Devon is one of England’s largest and most beautiful counties and in this film, the first in a series of four, we will be taking a tour around its eastern region. Presenter Henry Buckton takes you on a tour around some of the traditional industries that have flourished here and examines the important part that canals, railways and tourism have played in developing the area, as well as the ever present influence of the sea.
The film begins in the historic town of Tiverton, blessed by the convergence of two rivers, the Exe and the Lowman, which made it an ideal site for occupation from the very earliest of times. A little further south is the beautiful village of Bickleigh, with its stunning mill, and then you will see Wolford Chapel, a little piece of Devon which is owned by the people of Canada. Honiton, nestling in a pretty valley near the River Otter, is famous for its lace-making, and has had royal endorsement since the time of Queen Victoria, while Axminster, site of a medieval abbey, has been renowned for producing carpets of the finest quality for over 200 years. The River Axe was an important trade route from very early times and the attractive harbour at Axmouth was the gateway into an ancient land inhabited by several Iron Age tribes. Across the river is the town of Seaton, now famous for its superb tramway which runs on the track bed of an old railway branch line.

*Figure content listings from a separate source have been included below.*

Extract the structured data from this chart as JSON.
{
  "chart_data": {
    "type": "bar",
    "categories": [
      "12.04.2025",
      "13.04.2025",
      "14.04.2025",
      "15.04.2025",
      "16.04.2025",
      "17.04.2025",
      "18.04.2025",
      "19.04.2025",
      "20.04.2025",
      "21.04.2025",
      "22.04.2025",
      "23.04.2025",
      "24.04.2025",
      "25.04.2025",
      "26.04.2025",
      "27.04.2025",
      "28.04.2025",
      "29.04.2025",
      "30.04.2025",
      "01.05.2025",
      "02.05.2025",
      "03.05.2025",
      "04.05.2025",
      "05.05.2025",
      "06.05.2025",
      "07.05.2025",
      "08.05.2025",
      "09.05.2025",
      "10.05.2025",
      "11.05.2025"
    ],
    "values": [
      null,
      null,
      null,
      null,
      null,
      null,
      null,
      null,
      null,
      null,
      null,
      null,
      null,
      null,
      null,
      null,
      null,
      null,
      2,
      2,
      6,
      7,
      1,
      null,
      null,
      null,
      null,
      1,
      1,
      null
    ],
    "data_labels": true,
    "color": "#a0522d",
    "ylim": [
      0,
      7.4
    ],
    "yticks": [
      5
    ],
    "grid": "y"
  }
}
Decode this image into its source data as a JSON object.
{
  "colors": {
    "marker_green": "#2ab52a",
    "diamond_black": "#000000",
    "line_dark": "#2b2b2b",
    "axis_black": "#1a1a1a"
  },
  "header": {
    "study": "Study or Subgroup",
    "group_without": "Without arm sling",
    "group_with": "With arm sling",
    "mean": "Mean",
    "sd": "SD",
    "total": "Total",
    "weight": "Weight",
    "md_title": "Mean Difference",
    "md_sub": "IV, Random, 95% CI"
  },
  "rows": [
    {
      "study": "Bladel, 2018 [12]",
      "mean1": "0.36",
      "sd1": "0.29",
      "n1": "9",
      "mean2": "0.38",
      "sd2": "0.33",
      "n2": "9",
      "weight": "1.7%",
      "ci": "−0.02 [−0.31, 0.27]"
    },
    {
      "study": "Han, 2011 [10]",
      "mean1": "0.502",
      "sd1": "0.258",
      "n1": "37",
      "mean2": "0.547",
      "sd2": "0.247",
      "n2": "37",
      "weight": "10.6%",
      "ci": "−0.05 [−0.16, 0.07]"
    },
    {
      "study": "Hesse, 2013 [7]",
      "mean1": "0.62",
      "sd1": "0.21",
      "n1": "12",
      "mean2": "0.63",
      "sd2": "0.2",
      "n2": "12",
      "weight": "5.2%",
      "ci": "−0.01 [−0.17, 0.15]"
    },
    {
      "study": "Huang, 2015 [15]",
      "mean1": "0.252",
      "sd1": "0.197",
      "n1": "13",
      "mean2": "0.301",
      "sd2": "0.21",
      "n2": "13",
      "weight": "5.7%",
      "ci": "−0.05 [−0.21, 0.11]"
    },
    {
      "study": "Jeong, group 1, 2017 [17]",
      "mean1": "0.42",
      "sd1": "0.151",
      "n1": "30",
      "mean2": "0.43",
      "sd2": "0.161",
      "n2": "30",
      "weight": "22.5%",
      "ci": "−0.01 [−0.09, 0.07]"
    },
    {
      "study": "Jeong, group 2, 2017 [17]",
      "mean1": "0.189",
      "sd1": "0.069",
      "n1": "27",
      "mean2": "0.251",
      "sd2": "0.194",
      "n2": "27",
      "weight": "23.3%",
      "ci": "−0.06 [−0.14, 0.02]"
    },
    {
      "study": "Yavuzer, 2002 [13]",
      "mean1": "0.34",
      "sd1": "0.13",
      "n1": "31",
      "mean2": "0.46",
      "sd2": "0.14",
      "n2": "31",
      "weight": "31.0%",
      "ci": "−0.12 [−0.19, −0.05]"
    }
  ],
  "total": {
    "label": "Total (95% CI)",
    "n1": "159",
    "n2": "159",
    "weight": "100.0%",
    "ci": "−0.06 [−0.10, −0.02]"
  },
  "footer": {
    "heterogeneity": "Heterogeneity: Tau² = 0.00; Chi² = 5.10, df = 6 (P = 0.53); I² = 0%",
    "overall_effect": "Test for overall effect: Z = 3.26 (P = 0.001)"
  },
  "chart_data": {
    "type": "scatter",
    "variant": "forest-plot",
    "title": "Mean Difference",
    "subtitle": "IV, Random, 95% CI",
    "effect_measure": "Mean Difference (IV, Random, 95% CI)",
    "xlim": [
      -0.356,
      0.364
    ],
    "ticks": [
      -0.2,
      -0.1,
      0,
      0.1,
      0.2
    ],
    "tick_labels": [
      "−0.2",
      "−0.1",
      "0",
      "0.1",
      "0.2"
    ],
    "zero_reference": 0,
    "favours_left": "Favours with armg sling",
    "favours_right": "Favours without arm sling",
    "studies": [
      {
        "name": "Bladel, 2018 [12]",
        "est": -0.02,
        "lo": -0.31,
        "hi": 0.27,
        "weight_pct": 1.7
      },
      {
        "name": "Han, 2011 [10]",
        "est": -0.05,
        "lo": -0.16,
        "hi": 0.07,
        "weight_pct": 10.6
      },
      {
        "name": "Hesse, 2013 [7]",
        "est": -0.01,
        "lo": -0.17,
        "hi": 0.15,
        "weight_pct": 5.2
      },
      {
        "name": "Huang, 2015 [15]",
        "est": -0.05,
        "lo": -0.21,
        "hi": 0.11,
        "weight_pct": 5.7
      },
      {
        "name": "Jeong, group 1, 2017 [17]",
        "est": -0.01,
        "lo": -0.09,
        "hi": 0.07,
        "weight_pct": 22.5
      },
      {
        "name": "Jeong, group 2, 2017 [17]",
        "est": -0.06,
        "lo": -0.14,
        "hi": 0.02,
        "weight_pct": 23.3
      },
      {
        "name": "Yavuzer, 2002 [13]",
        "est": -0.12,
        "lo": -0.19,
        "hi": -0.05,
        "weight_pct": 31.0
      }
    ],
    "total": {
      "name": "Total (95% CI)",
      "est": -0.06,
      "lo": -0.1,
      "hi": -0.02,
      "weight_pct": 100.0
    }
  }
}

Other highlights include visits to the majestic coastal village of Beer, once a major producer of stone; Ottery St Mary, where the burning of tar barrels still persists on Guy Fawkes night; the picturesque resorts of Sidmouth and Exmouth, which both began life as small fishing villages; the impressive sea stacks at Ladram Bay; genteel Budleigh Salterton; and a feature on Topsham, once one of the busiest ports in England. Our itinerary concludes at Devon’s capital, Exeter, originally a Roman settlement and now a dynamic, bustling city adorned by a wonderful cathedral, one of the most awesome medieval buildings in Europe. Enhanced by beautiful modern film, rare archive images and enlightening interviews with a wide variety of contributors, this historic journey around East Devon is truly unmissable.